Last week a client asked me when a Go-to-market plan should be revisited. My response was that in any of the following events, GTM plans should be revisited.
- A new product launch. Will you take the new product to market just like your existing products in existing geos via existing channels? Or do you use this opportunity to do a better segmentation and revise your GTM. Does the new product warrant a very different approach – for example it is PLG (product-led-growth) vs rest of your portfolio traditional enterprise SaaS?
- You are entering a new geography. Will you sell differently in the new geo? For example, instead of separate enterprise and mid-market sales forces, would it be better to have one sales structure in the new geo. Perhaps in the new geo, you choose to initially go harder with partners and leverage their relationships. Will the messaging be slightly different in that geo, based on the companies and buyers you are targeting/how you are segmenting?
- You are entering a new industry. Would you sell through your existing territory-based sales reps, or do you designate specific sales reps, who know the industry, to target named accounts across the geo?
- You are entering a new segment. For example, you have sold in the mid-market through inside sales and now you want to target enterprise segment. This requires a different sales structure, a different set of sales compensation plan than what you have, a different pricing model for the new segment and a different messaging. It also impacts your sales enablement plans.
- You have a new pricing model. Is the new pricing designed to support a different set of underlying economics that warrants a revisit of GTM. For example, you are entering a new segment, where you price or package your solution very differently – see above.
- You have new partnerships. You have signed a major reseller relationship. Use this opportunity to see if GTM needs to evolve to create room for this partnership to grow and thrive.
- Your competitive dynamics have changed. Your win rate in a certain segment or product has dropped. Is it a product or a pricing or sales incentive or a go-to-market issue? For example, if the product affected is an add-on product and typically purchased by an existing customer in year 2 or later of their deployment cycle.
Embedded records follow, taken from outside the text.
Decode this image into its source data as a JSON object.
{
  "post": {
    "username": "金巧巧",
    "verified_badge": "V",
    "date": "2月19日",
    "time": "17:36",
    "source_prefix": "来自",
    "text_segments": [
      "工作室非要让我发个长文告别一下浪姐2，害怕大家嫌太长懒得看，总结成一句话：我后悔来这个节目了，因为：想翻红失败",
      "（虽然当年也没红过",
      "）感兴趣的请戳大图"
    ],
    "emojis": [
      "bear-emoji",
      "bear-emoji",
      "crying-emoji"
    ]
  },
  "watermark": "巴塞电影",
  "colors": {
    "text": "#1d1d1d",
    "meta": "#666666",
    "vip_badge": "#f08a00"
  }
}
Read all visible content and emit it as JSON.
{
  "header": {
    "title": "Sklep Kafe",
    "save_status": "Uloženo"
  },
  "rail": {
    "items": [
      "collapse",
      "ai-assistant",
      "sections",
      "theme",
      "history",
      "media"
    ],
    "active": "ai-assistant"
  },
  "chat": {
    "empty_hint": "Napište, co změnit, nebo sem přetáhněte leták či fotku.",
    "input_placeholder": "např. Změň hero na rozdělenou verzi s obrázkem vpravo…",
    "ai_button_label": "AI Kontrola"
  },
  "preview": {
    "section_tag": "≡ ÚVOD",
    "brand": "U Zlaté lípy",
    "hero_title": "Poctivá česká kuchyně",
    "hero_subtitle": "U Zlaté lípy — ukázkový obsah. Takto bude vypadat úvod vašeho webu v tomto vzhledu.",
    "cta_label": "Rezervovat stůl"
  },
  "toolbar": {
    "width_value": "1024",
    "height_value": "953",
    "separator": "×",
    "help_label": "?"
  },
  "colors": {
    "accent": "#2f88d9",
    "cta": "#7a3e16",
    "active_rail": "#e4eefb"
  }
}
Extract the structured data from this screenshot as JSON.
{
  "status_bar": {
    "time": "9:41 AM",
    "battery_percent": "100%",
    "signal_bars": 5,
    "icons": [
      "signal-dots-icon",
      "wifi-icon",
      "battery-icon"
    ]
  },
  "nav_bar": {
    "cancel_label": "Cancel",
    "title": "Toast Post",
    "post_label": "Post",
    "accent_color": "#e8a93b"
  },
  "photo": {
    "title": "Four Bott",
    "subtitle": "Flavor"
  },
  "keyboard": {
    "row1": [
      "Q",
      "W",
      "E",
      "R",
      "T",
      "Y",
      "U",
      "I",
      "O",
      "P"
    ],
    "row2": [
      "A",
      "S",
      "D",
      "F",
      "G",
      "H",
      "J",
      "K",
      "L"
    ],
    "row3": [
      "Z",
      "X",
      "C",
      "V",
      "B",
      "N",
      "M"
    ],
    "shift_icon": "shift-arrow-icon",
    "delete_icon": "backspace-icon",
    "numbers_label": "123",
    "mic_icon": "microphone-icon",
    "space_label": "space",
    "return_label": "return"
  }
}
And your current sales comp structure calls does not give enough incentive to sales reps for products purchased by existing customers in year 2 onwards – the account is transferred to the account management team, who does not have the expertise to sell the product. In this scenario, your GTM may be strangling the sales of that add-on product.
I recommend looking at your GTM once a year to decide if you need to make some tweaks to align with your planned products/segmentation/target geos/ channel/pricing etc.